1. **Correlation Matrix:**
   - **No Multicollinearity:** Low correlation between X1 and X2.
   - **With Multicollinearity:** High correlation between X1 and X2 (≈1).

2. **Variance Inflation Factor (VIF):**
   - **No Multicollinearity:** VIFs are close to 1, indicating no multicollinearity.
   - **With Multicollinearity:** VIFs are extremely high, indicating severe multicollinearity.

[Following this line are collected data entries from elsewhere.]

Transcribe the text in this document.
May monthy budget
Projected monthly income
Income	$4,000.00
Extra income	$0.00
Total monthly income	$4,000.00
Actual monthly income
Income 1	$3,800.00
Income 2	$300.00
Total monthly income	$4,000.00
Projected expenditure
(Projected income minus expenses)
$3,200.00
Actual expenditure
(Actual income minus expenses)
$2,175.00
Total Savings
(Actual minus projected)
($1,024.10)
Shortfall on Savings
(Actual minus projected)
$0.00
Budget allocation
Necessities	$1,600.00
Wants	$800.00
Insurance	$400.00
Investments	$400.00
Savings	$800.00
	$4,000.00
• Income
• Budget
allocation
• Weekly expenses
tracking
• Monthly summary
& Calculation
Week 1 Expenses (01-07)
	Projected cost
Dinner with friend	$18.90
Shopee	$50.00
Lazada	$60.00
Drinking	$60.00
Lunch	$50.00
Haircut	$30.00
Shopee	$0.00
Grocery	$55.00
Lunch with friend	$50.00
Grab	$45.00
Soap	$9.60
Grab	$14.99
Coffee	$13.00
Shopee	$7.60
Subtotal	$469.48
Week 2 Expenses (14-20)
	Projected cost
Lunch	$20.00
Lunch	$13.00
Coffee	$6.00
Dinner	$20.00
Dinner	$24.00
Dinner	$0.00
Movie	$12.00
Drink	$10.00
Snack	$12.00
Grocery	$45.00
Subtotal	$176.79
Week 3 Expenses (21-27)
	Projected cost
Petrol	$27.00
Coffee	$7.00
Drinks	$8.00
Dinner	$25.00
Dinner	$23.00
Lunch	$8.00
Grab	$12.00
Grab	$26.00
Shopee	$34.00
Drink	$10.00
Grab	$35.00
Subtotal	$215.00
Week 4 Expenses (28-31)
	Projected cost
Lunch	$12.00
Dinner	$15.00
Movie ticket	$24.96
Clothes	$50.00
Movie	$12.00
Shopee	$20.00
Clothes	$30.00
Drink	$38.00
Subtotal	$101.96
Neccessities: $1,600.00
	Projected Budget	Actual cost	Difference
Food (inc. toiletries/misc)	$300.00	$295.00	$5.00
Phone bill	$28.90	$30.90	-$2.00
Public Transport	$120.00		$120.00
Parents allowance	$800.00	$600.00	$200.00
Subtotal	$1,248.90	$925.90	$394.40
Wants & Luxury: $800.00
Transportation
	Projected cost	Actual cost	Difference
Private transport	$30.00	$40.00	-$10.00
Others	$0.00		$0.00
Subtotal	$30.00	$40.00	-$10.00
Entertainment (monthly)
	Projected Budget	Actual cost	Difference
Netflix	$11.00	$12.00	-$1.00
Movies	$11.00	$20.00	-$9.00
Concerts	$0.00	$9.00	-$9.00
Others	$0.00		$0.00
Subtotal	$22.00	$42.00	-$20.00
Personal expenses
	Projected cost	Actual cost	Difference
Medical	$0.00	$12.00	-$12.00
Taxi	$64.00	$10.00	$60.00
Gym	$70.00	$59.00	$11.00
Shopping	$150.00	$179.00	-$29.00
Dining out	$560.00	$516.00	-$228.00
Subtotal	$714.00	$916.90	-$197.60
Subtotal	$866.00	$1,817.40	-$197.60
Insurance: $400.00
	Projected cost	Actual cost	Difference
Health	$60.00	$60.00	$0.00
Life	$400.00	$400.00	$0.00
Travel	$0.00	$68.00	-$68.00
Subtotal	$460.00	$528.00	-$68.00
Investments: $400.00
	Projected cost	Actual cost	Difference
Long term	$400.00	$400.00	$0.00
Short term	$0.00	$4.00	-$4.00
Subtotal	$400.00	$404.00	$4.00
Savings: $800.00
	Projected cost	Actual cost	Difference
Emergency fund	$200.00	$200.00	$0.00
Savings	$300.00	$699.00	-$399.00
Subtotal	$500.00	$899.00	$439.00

3. **Linear Regression Coefficients:**
   - **No Multicollinearity:** Coefficients are stable and close to true values (3 for X1 and 5 for X2) with low standard errors.
   - **With Multicollinearity:** Coefficients are unstable, may deviate from true values, and have high standard errors, making them statistically insignificant.

4. **Condition Number:**
   - **No Multicollinearity:** Low condition number (~1), indicating a well-conditioned matrix.
   - **With Multicollinearity:** High condition number (>100), indicating an ill-conditioned matrix and numerical instability.

5. **Bootstrapped Coefficient Distributions:**
   - **No Multicollinearity:** Coefficient estimates are tightly clustered around the true values.
   - **With Multicollinearity:** Coefficient estimates are widely dispersed, indicating high variability and unreliability.